LA CHRONIQUE de Éléna Fourès,

Vous ne semblez pas d’accord avec le poète latin Publilus Syrus pour qui « l’affront n’atteint pas l’honnête homme ».
Il est vrai que, dans l’Hexagone, le ridicule tue et le désaveu public déshonore : « Les affronts à l’honneur ne se réparent point », disait Corneille.
Comment réparer l’affront, quand, selon Molière, « plus mon rang a d’éclat, plus l’affront est sanglant« .

Si on applique les recettes traditionnelles, on n’essuie pas l’affront, mais on le lave avec le sang, le sien ou celui de son adversaire. A défaut de vous faire un hara-kiri selon le code d’honneur des samouraïs japonais, ou de provoquer votre adversaire en duel, pas de sortie honorable. D’ailleurs, en France il fallait tuer, tandis qu’en Allemagne, il suffisait de blesser son adversaire pour laver l’affront.

Premièrement, évitez l’autopunition. En gardant la honte à l’intérieur, on s’en fait une corrosion morale qui finit par un ulcère à l’estomac, tant le ressenti émotionnel est acide et décapant. C’est illusoire de pouvoir ainsi digérer l’affront, car on ne digère rien en ressassant. C’est l’autolyse de la honte, maladie auto immune bien locale. Elle s’aggrave parfois par un virus mental de la scène de l’affront passée en boucle pendant des années, pratique courante qui semblerait être une méthode efficace pour se fabriquer un cancer.

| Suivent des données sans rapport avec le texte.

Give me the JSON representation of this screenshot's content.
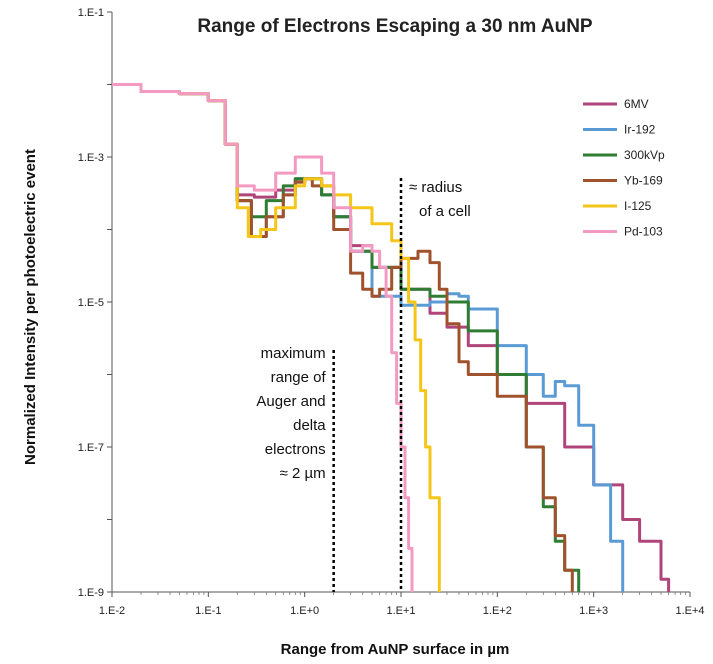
{
  "chart_data": {
    "type": "line",
    "title": "Range of Electrons Escaping a 30 nm AuNP",
    "xlabel": "Range from AuNP surface  in  µm",
    "ylabel": "Normalized Intensity per photoelectric event",
    "x_scale": "log",
    "y_scale": "log",
    "xlim": [
      0.01,
      10000
    ],
    "ylim": [
      1e-09,
      0.1
    ],
    "x_ticks": [
      0.01,
      0.1,
      1,
      10,
      100,
      1000,
      10000
    ],
    "x_tick_labels": [
      "1.E-2",
      "1.E-1",
      "1.E+0",
      "1.E+1",
      "1.E+2",
      "1.E+3",
      "1.E+4"
    ],
    "y_ticks": [
      1e-09,
      1e-07,
      1e-05,
      0.001,
      0.1
    ],
    "y_tick_labels": [
      "1.E-9",
      "1.E-7",
      "1.E-5",
      "1.E-3",
      "1.E-1"
    ],
    "grid": false,
    "legend_position": "top-right",
    "series": [
      {
        "name": "6MV",
        "color": "#b0457a",
        "x": [
          0.01,
          0.02,
          0.05,
          0.1,
          0.15,
          0.2,
          0.3,
          0.5,
          0.8,
          1,
          1.5,
          2,
          3,
          5,
          10,
          20,
          30,
          50,
          100,
          200,
          500,
          1000,
          2000,
          3000,
          5000,
          6000
        ],
        "y": [
          0.01,
          0.008,
          0.0075,
          0.006,
          0.0015,
          0.0003,
          0.00028,
          0.00035,
          0.0005,
          0.0005,
          0.0003,
          0.00015,
          6e-05,
          3e-05,
          1.5e-05,
          7e-06,
          4.5e-06,
          2.5e-06,
          1e-06,
          4e-07,
          1e-07,
          3e-08,
          1e-08,
          5e-09,
          1.5e-09,
          1e-09
        ]
      },
      {
        "name": "Ir-192",
        "color": "#5b9bd5",
        "x": [
          0.01,
          0.02,
          0.05,
          0.1,
          0.15,
          0.2,
          0.28,
          0.4,
          0.6,
          0.8,
          1,
          1.5,
          2,
          3,
          5,
          10,
          20,
          30,
          40,
          50,
          100,
          200,
          300,
          400,
          500,
          700,
          1000,
          1500,
          2000
        ],
        "y": [
          0.01,
          0.008,
          0.0075,
          0.006,
          0.0015,
          0.00025,
          8e-05,
          0.00015,
          0.0003,
          0.00045,
          0.0005,
          0.0003,
          0.00015,
          5e-05,
          1.2e-05,
          9e-06,
          1e-05,
          1.3e-05,
          1.2e-05,
          8e-06,
          2.5e-06,
          1e-06,
          5e-07,
          8e-07,
          7e-07,
          2e-07,
          3e-08,
          5e-09,
          1e-09
        ]
      },
      {
        "name": "300kVp",
        "color": "#2e7d32",
        "x": [
          0.01,
          0.02,
          0.05,
          0.1,
          0.15,
          0.2,
          0.28,
          0.4,
          0.6,
          0.8,
          1,
          1.5,
          2,
          3,
          5,
          10,
          20,
          30,
          50,
          100,
          200,
          300,
          400,
          500,
          700
        ],
        "y": [
          0.01,
          0.008,
          0.0075,
          0.006,
          0.0015,
          0.00025,
          0.00015,
          0.00025,
          0.0004,
          0.0005,
          0.0005,
          0.0003,
          0.00015,
          5e-05,
          3e-05,
          1.5e-05,
          1.2e-05,
          1e-05,
          4e-06,
          1e-06,
          1e-07,
          1.5e-08,
          5e-09,
          2e-09,
          1e-09
        ]
      },
      {
        "name": "Yb-169",
        "color": "#a0522d",
        "x": [
          0.01,
          0.02,
          0.05,
          0.1,
          0.15,
          0.2,
          0.28,
          0.4,
          0.6,
          0.8,
          1,
          1.2,
          2,
          3,
          4,
          5,
          6,
          8,
          10,
          15,
          20,
          25,
          30,
          40,
          50,
          70,
          100,
          200,
          300,
          400,
          500,
          600
        ],
        "y": [
          0.01,
          0.008,
          0.0075,
          0.006,
          0.0015,
          0.00025,
          8e-05,
          0.00015,
          0.0003,
          0.00045,
          0.0005,
          0.0004,
          0.0001,
          2.5e-05,
          1.5e-05,
          1.2e-05,
          1.5e-05,
          3e-05,
          4e-05,
          5e-05,
          3.5e-05,
          1.5e-05,
          5e-06,
          1.5e-06,
          1e-06,
          1e-06,
          5e-07,
          1e-07,
          2e-08,
          6e-09,
          2e-09,
          1e-09
        ]
      },
      {
        "name": "I-125",
        "color": "#f5c518",
        "x": [
          0.01,
          0.02,
          0.05,
          0.1,
          0.15,
          0.2,
          0.26,
          0.35,
          0.5,
          0.8,
          1,
          1.5,
          2,
          3,
          5,
          8,
          10,
          12,
          14,
          16,
          18,
          20,
          25
        ],
        "y": [
          0.01,
          0.008,
          0.0075,
          0.006,
          0.0015,
          0.0002,
          8e-05,
          0.0001,
          0.0002,
          0.0004,
          0.0005,
          0.0004,
          0.0003,
          0.0002,
          0.00012,
          7e-05,
          4e-05,
          1e-05,
          3e-06,
          6e-07,
          1e-07,
          2e-08,
          1e-09
        ]
      },
      {
        "name": "Pd-103",
        "color": "#f49ac2",
        "x": [
          0.01,
          0.02,
          0.05,
          0.1,
          0.15,
          0.2,
          0.3,
          0.5,
          0.8,
          1,
          1.5,
          2,
          3,
          4,
          5,
          6,
          7,
          8,
          9,
          10,
          11,
          12,
          13
        ],
        "y": [
          0.01,
          0.008,
          0.0075,
          0.006,
          0.0015,
          0.0004,
          0.00035,
          0.0006,
          0.001,
          0.001,
          0.0006,
          0.0002,
          5e-05,
          6e-05,
          5e-05,
          3e-05,
          1.2e-05,
          2e-06,
          4e-07,
          1e-07,
          2e-08,
          4e-09,
          1e-09
        ]
      }
    ],
    "annotations": [
      {
        "x": 10,
        "lines": [
          "≈ radius",
          "of a cell"
        ]
      },
      {
        "x": 2,
        "lines": [
          "maximum",
          "range of",
          "Auger and",
          "delta",
          "electrons",
          "≈ 2 µm"
        ]
      }
    ]
  }
}
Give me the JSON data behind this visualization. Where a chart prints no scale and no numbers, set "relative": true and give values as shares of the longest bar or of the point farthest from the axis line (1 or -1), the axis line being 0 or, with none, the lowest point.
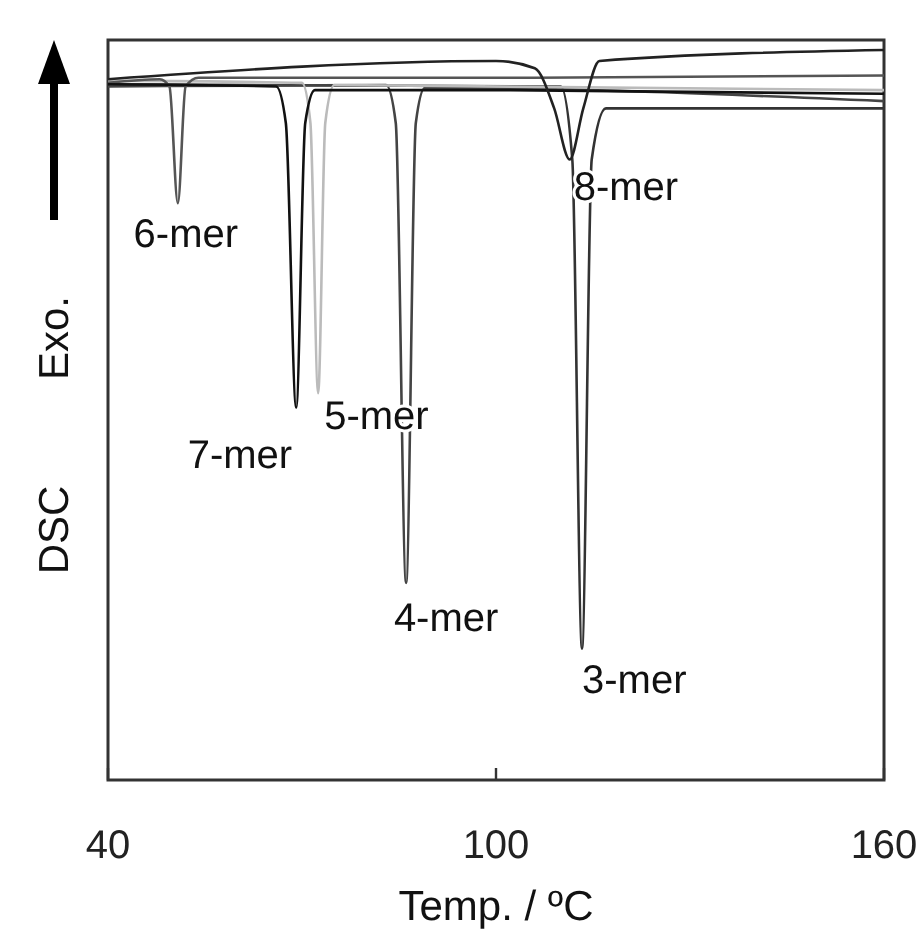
{
  "chart_data": {
    "type": "line",
    "relative": true,
    "xlabel": "Temp. / ºC",
    "ylabel": "DSC",
    "annotations": [
      "Exo."
    ],
    "xlim": [
      40,
      160
    ],
    "xticks": [
      40,
      100,
      160
    ],
    "grid": false,
    "marker": "none",
    "line_style": "solid",
    "series": [
      {
        "name": "3-mer",
        "color": "#333333",
        "x": [
          40,
          110,
          111.8,
          113.3,
          114.8,
          117,
          160
        ],
        "values": [
          0.953,
          0.95,
          0.85,
          0.18,
          0.85,
          0.92,
          0.92
        ]
      },
      {
        "name": "4-mer",
        "color": "#444444",
        "x": [
          40,
          83,
          84.5,
          86.1,
          87.6,
          89,
          160
        ],
        "values": [
          0.95,
          0.952,
          0.9,
          0.27,
          0.9,
          0.948,
          0.93
        ]
      },
      {
        "name": "5-mer",
        "color": "#bbbbbb",
        "x": [
          40,
          70,
          71.3,
          72.5,
          73.6,
          75,
          160
        ],
        "values": [
          0.958,
          0.955,
          0.9,
          0.53,
          0.9,
          0.952,
          0.945
        ]
      },
      {
        "name": "6-mer",
        "color": "#555555",
        "x": [
          40,
          48,
          49.5,
          50.8,
          52,
          54,
          100,
          160
        ],
        "values": [
          0.955,
          0.96,
          0.95,
          0.79,
          0.95,
          0.962,
          0.962,
          0.965
        ]
      },
      {
        "name": "7-mer",
        "color": "#111111",
        "x": [
          40,
          66,
          67.5,
          69.1,
          70.5,
          72,
          100,
          160
        ],
        "values": [
          0.953,
          0.95,
          0.9,
          0.51,
          0.9,
          0.945,
          0.945,
          0.94
        ]
      },
      {
        "name": "8-mer",
        "color": "#222222",
        "x": [
          40,
          100,
          106,
          109,
          111.4,
          113.5,
          116,
          160
        ],
        "values": [
          0.96,
          0.985,
          0.975,
          0.92,
          0.85,
          0.92,
          0.985,
          1
        ]
      }
    ]
  }
}
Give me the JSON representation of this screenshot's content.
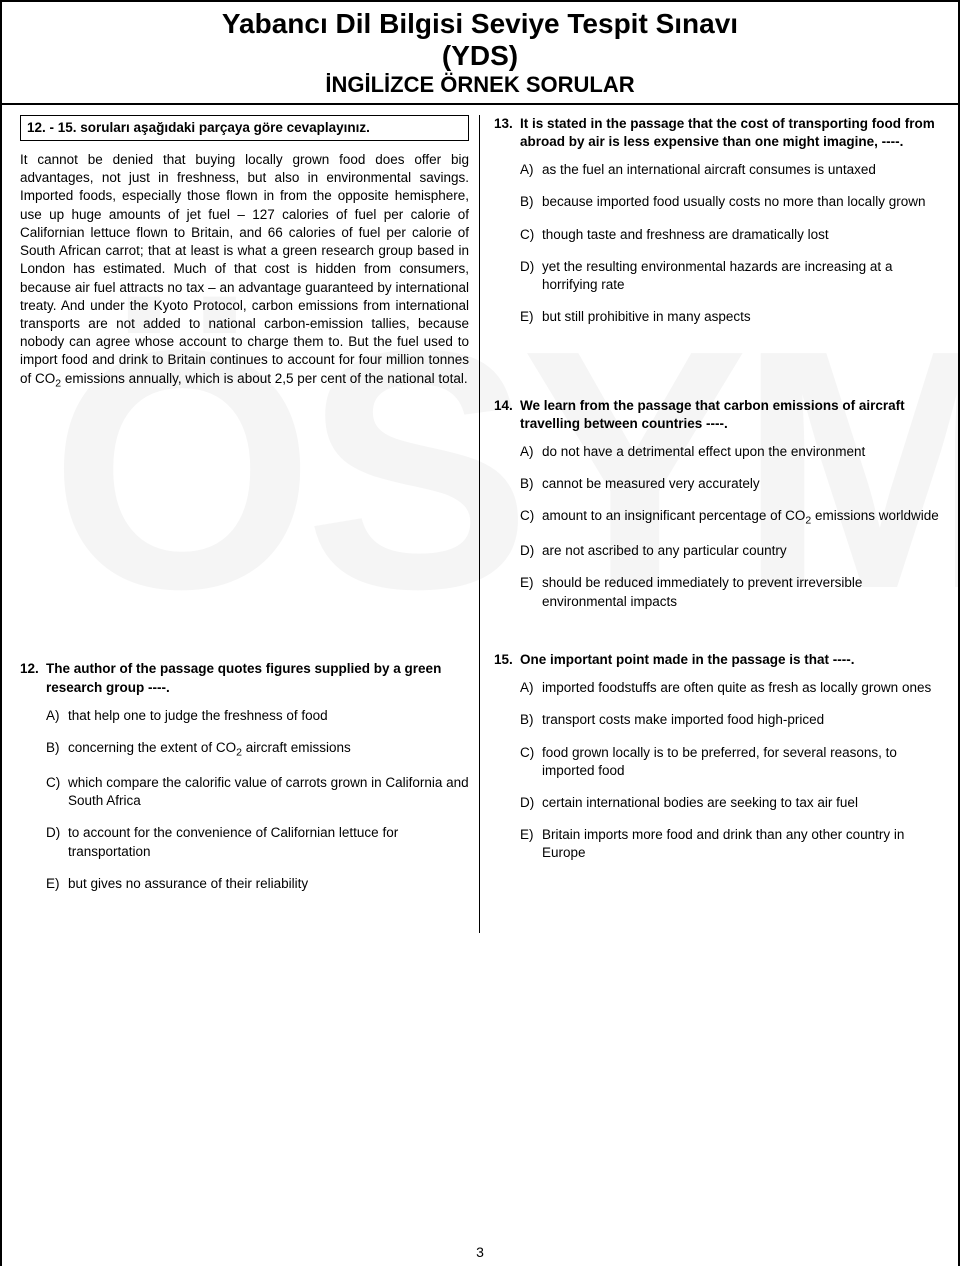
{
  "watermark": "ÖSYM",
  "header": {
    "line1": "Yabancı Dil Bilgisi Seviye Tespit Sınavı",
    "line2": "(YDS)",
    "line3": "İNGİLİZCE ÖRNEK SORULAR"
  },
  "instruction": "12. - 15. soruları aşağıdaki parçaya göre cevaplayınız.",
  "passage_part1": "It cannot be denied that buying locally grown food does offer big advantages, not just in freshness, but also in environmental savings. Imported foods, especially those flown in from the opposite hemisphere, use up huge amounts of jet fuel – 127 calories of fuel per calorie of Californian lettuce flown to Britain, and 66 calories of fuel per calorie of South African carrot; that at least is what a green research group based in London has estimated. Much of that cost is hidden from consumers, because air fuel attracts no tax – an advantage guaranteed by international treaty. And under the Kyoto Protocol, carbon emissions from international transports are not added to national carbon-emission tallies, because nobody can agree whose account to charge them to. But the fuel used to import food and drink to Britain continues to account for four million tonnes of CO",
  "passage_part2": " emissions annually, which is about 2,5 per cent of the national total.",
  "q12": {
    "num": "12.",
    "stem": "The author of the passage quotes figures supplied by a green research group ----.",
    "A": "that help one to judge the freshness of food",
    "B_pre": "concerning the extent of CO",
    "B_post": " aircraft emissions",
    "C": "which compare the calorific value of carrots grown in California and South Africa",
    "D": "to account for the convenience of Californian lettuce for transportation",
    "E": "but gives no assurance of their reliability"
  },
  "q13": {
    "num": "13.",
    "stem": "It is stated in the passage that the cost of transporting food from abroad by air is less expensive than one might imagine, ----.",
    "A": "as the fuel an international aircraft consumes is untaxed",
    "B": "because imported food usually costs no more than locally grown",
    "C": "though taste and freshness are dramatically lost",
    "D": "yet the resulting environmental hazards are increasing at a horrifying rate",
    "E": "but still prohibitive in many aspects"
  },
  "q14": {
    "num": "14.",
    "stem": "We learn from the passage that carbon emissions of aircraft travelling between countries ----.",
    "A": "do not have a detrimental effect upon the environment",
    "B": "cannot be measured very accurately",
    "C_pre": "amount to an insignificant percentage of CO",
    "C_post": " emissions worldwide",
    "D": "are not ascribed to any particular country",
    "E": "should be reduced immediately to prevent irreversible environmental impacts"
  },
  "q15": {
    "num": "15.",
    "stem": "One important point made in the passage is that ----.",
    "A": "imported foodstuffs are often quite as fresh as locally grown ones",
    "B": "transport costs make imported food high-priced",
    "C": "food grown locally is to be preferred, for several reasons, to imported food",
    "D": "certain international bodies are seeking to tax air fuel",
    "E": "Britain imports more food and drink than any other country in Europe"
  },
  "labels": {
    "A": "A)",
    "B": "B)",
    "C": "C)",
    "D": "D)",
    "E": "E)",
    "sub2": "2"
  },
  "pagenum": "3"
}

Répondez objectivement à la question suivante : n’êtes vous pas en train d’amplifier l’impact de cet incident ? A-t-il eu une résonance comparable sur les autres ? Il vous faut maintenant décider de tourner la page et clore ainsi l’incident de l’affront, car en le prolongeant artificiellement vous « obéissez » à celui qui vous l’avait infligé.

Deuxièmement, comme Shakespeare, pensez « out of the box » : «Tirer l’avantage d’un affront est un don que peu de gens possèdent ». Passez au deuxième degré et instrumentalisez cet incident pour votre « self marketing ». Passez ainsi du statut de victime de l’affront au statut de la personne vaillante qui vacille mais ne se couche pas. En transformant l’humiliation subie en « learning expérience », communiquez à son sujet pour montrer votre recul, votre capacité de vous relever, votre humilité et/ou votre grandeur.

Pensez à la lame de l’acier trempé, chauffée à blanc, puis plongée dans l’eau froide – c’est ainsi que l’on devient invincible.